ROMA – Quella di oggi è una giornata importante in una vicenda giudiziaria, quella sulla morte di Stefano Cucchi, durata quasi 12 anni. Mentre è ancora in corso il processo sui presunti depistaggi nelle indagini, è attesa la sentenza di appello sui carabinieri accusati di aver pestato la vittima.

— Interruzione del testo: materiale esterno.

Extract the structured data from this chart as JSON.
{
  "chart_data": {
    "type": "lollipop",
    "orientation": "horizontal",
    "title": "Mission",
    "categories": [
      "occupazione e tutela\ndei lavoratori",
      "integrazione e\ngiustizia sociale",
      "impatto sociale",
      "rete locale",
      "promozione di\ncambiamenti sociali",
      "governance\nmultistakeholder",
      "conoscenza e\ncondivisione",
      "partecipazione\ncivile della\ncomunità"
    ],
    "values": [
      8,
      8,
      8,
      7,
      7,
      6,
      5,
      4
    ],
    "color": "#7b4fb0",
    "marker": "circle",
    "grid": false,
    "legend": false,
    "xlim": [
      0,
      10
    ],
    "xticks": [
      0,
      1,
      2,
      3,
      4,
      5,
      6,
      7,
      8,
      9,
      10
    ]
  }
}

Stefano Cucchi venne arrestato 15 ottobre del 2009 in via Lemonia, a ridosso del parco degli Acquedotti, perché sorpreso con 28 grammi di hashish e qualche grammo di cocaina. La mattina successiva, nell’udienza del processo per direttissima, il 31enne aveva difficoltà a camminare e parlare e mostrava evidenti ematomi agli occhi e al volto che non erano presenti la sera prima. Venne rinchiuso nel carcere di Regina Coeli, ma le sue condizioni di salute peggiorarono rapidamente e, il 17, venne trasportato all’ospedale Fatebenefratelli per essere visitato.

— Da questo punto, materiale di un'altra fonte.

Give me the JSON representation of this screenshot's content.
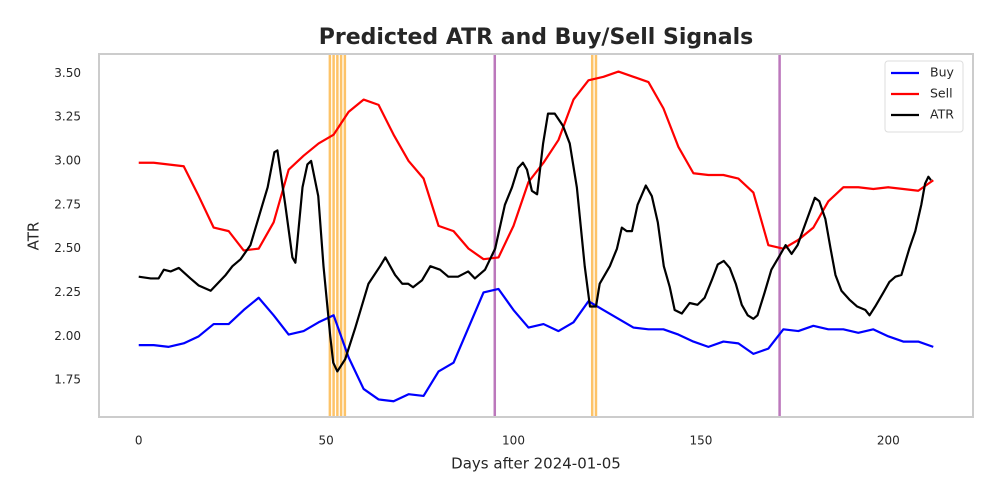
{
  "chart_data": {
    "type": "line",
    "title": "Predicted ATR and Buy/Sell Signals",
    "xlabel": "Days after 2024-01-05",
    "ylabel": "ATR",
    "x": [
      0,
      4,
      8,
      12,
      16,
      20,
      24,
      28,
      32,
      36,
      40,
      44,
      48,
      52,
      56,
      60,
      64,
      68,
      72,
      76,
      80,
      84,
      88,
      92,
      96,
      100,
      104,
      108,
      112,
      116,
      120,
      124,
      128,
      132,
      136,
      140,
      144,
      148,
      152,
      156,
      160,
      164,
      168,
      172,
      176,
      180,
      184,
      188,
      192,
      196,
      200,
      204,
      208,
      212
    ],
    "series": [
      {
        "name": "Buy",
        "color": "#0000ff",
        "values": [
          1.95,
          1.95,
          1.94,
          1.96,
          2.0,
          2.07,
          2.07,
          2.15,
          2.22,
          2.12,
          2.01,
          2.03,
          2.08,
          2.12,
          1.88,
          1.7,
          1.64,
          1.63,
          1.67,
          1.66,
          1.8,
          1.85,
          2.05,
          2.25,
          2.27,
          2.15,
          2.05,
          2.07,
          2.03,
          2.08,
          2.2,
          2.15,
          2.1,
          2.05,
          2.04,
          2.04,
          2.01,
          1.97,
          1.94,
          1.97,
          1.96,
          1.9,
          1.93,
          2.04,
          2.03,
          2.06,
          2.04,
          2.04,
          2.02,
          2.04,
          2.0,
          1.97,
          1.97,
          1.94
        ]
      },
      {
        "name": "Sell",
        "color": "#ff0000",
        "values": [
          2.99,
          2.99,
          2.98,
          2.97,
          2.8,
          2.62,
          2.6,
          2.49,
          2.5,
          2.65,
          2.95,
          3.03,
          3.1,
          3.15,
          3.28,
          3.35,
          3.32,
          3.15,
          3.0,
          2.9,
          2.63,
          2.6,
          2.5,
          2.44,
          2.45,
          2.63,
          2.88,
          2.99,
          3.12,
          3.35,
          3.46,
          3.48,
          3.51,
          3.48,
          3.45,
          3.3,
          3.08,
          2.93,
          2.92,
          2.92,
          2.9,
          2.82,
          2.52,
          2.5,
          2.55,
          2.62,
          2.77,
          2.85,
          2.85,
          2.84,
          2.85,
          2.84,
          2.83,
          2.89
        ]
      },
      {
        "name": "ATR",
        "color": "#000000",
        "x": [
          0,
          3.2,
          5.3,
          6.7,
          8.5,
          10.7,
          13.8,
          16,
          19.2,
          23.2,
          25,
          27.2,
          29.8,
          33,
          34.4,
          36.2,
          37,
          39.1,
          41,
          41.8,
          43.7,
          45,
          46,
          47.9,
          49.3,
          51.1,
          51.9,
          53,
          55.1,
          57.8,
          61.3,
          64.4,
          65.8,
          68.4,
          70.3,
          71.9,
          73.2,
          75.6,
          77.8,
          80.4,
          82.6,
          85.2,
          87.9,
          89.7,
          92.4,
          95.1,
          97.7,
          99.6,
          101.2,
          102.5,
          103.6,
          104.9,
          106.3,
          107.9,
          109.2,
          111,
          113.2,
          115,
          116.9,
          119,
          120.4,
          122,
          123,
          125.7,
          127.6,
          128.9,
          130.2,
          131.6,
          133.1,
          135.3,
          136.9,
          138.5,
          140.1,
          141.7,
          143,
          144.9,
          147,
          149.1,
          151,
          152.9,
          154.5,
          156.1,
          157.7,
          159.3,
          160.9,
          162.5,
          164,
          165.1,
          167,
          168.8,
          171,
          172.6,
          174.2,
          175.8,
          178,
          180.4,
          181.6,
          183.2,
          184.6,
          185.9,
          187.5,
          189.6,
          191.7,
          193.9,
          195,
          196.5,
          198.7,
          200.3,
          201.9,
          203.5,
          205.6,
          207.2,
          208.8,
          209.8,
          210.7,
          211.4
        ],
        "values": [
          2.34,
          2.33,
          2.33,
          2.38,
          2.37,
          2.39,
          2.33,
          2.29,
          2.26,
          2.35,
          2.4,
          2.44,
          2.52,
          2.75,
          2.85,
          3.05,
          3.06,
          2.75,
          2.45,
          2.42,
          2.85,
          2.98,
          3.0,
          2.8,
          2.4,
          2.0,
          1.85,
          1.8,
          1.87,
          2.05,
          2.3,
          2.4,
          2.45,
          2.35,
          2.3,
          2.3,
          2.28,
          2.32,
          2.4,
          2.38,
          2.34,
          2.34,
          2.37,
          2.33,
          2.38,
          2.5,
          2.75,
          2.85,
          2.96,
          2.99,
          2.95,
          2.83,
          2.81,
          3.1,
          3.27,
          3.27,
          3.2,
          3.1,
          2.85,
          2.4,
          2.17,
          2.17,
          2.3,
          2.4,
          2.5,
          2.62,
          2.6,
          2.6,
          2.75,
          2.86,
          2.8,
          2.65,
          2.4,
          2.28,
          2.15,
          2.13,
          2.19,
          2.18,
          2.22,
          2.32,
          2.41,
          2.43,
          2.39,
          2.3,
          2.18,
          2.12,
          2.1,
          2.12,
          2.25,
          2.38,
          2.46,
          2.52,
          2.47,
          2.52,
          2.65,
          2.79,
          2.77,
          2.67,
          2.5,
          2.35,
          2.26,
          2.21,
          2.17,
          2.15,
          2.12,
          2.17,
          2.25,
          2.31,
          2.34,
          2.35,
          2.5,
          2.6,
          2.75,
          2.87,
          2.91,
          2.89
        ]
      }
    ],
    "vlines": [
      {
        "color": "#fdb94d",
        "x": [
          51,
          52,
          53,
          54,
          55,
          121,
          122
        ]
      },
      {
        "color": "#b060b0",
        "x": [
          95,
          171
        ]
      }
    ],
    "xlim": [
      -10.6,
      222.6
    ],
    "ylim": [
      1.54,
      3.61
    ],
    "xticks": [
      0,
      50,
      100,
      150,
      200
    ],
    "yticks": [
      1.75,
      {
        "value": 2.0,
        "label": "2.00"
      },
      2.25,
      {
        "value": 2.5,
        "label": "2.50"
      },
      2.75,
      {
        "value": 3.0,
        "label": "3.00"
      },
      3.25,
      {
        "value": 3.5,
        "label": "3.50"
      }
    ],
    "grid": false,
    "legend": "upper right"
  }
}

Chiaro il referto: lesioni ed ecchimosi alle gambe e al viso, frattura della mascella, emorragia alla vescica, lesioni al torace e due fratture alla colonna vertebrale. I medici ne chiesero il ricovero che lui rifiutò insistentemente, tanto da essere rimandato in carcere per poi essere ricoverato di nuovo, presso l’ospedale Sandro Pertini, dove morì il 22 ottobre.
Dopo oltre un anno di indagini, nel gennaio 2011, vennero rinviate a giudizio 12 persone: sei medici dell’ospedale Pertini, tre infermieri dello stesso ospedale, e tre guardie carcerarie. Nel giugno del 2013 la terza Corte d’assise condannò cinque medici e assolse gli altri imputati. Nel 2014, nel processo d’appello, gli imputati vennero tutti assolti, e nel dicembre del 2015 la Cassazione decise per un nuovo processo d’appello ai cinque medici, che si concluse con una nuova assoluzione per il personale sanitario. Il successivo ennesimo ricorso in Cassazione annullò l’assoluzione ai medici e rinviò a un terzo processo d’appello finito con un’assoluzione e altri reati prescritti.

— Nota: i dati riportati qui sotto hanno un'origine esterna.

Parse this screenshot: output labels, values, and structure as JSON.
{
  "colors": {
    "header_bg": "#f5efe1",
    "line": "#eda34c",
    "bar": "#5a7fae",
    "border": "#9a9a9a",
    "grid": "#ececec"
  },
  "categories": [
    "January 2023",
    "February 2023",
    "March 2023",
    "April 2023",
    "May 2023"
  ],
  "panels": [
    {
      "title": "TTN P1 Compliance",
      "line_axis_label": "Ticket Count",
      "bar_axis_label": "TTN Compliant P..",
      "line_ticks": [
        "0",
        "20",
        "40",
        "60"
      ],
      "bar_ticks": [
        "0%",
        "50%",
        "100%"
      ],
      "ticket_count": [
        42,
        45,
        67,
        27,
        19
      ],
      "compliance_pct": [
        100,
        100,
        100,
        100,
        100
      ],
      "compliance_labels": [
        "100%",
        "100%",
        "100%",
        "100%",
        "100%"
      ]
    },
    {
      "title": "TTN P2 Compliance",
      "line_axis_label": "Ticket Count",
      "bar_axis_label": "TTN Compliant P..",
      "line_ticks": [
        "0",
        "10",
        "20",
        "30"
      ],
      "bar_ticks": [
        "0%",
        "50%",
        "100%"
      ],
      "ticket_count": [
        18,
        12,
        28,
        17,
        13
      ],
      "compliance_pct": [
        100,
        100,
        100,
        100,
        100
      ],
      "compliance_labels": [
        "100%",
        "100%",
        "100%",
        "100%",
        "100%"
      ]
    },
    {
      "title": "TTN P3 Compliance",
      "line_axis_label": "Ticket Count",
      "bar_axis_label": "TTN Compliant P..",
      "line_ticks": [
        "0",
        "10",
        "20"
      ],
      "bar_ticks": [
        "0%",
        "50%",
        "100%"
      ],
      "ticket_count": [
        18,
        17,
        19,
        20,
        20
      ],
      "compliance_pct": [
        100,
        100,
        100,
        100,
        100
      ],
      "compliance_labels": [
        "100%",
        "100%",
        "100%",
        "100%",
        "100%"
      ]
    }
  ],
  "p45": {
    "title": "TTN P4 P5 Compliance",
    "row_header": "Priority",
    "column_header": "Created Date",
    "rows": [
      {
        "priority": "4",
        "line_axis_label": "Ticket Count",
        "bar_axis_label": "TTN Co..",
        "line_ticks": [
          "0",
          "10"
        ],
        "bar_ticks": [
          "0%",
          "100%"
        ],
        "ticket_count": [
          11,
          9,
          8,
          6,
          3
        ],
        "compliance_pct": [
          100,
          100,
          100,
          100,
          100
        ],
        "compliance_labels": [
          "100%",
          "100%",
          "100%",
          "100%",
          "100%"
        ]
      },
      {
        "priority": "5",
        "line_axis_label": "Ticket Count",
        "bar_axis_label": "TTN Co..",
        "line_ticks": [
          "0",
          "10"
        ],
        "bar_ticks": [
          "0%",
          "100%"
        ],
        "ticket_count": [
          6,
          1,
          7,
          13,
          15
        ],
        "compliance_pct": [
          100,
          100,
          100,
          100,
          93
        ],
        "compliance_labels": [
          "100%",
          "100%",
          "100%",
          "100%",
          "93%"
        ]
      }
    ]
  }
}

Negli ultimi anni le indagini sulla morte del giovane sono arrivate a mettere punti fermi sul violento pestaggio di cui sono accusati i due carabinieri Alessio Di Bernardo e Raffaele D’Alessandro, già condannati in primo grado a 12 anni per omicidio preterintenzionale.
Intanto è in corso il processo nato dall’inchiesta sui presunti depistaggi che vede imputati altri otto ufficiali dei carabinieri.
Sono stati condannati in appello a 13 anni di carcere Alessio Di Bernardo e Raffaele D’Alessandro, i due carabinieri, accusati omicidio preterintenzionale, che pestarono Stefano Cucchi dopo il suo arresto.
Il pg Roberto Cavallone chiedeva per loro 13 anni di carcere. Nell’ambito dello stesso procedimento è stato condannato a quattro anni il maresciallo Roberto Mandolini, accusato di falso poiché avrebbe coperto quanto accaduto, 2 anni e mezzo (per falso) a Francesco Tedesco, che già imputato, denunciò i suoi colleghi divenendo un teste chiave. La decisione della Corte D’Assise d’Appello è arrivata dopo 5 ore di camera di consiglio.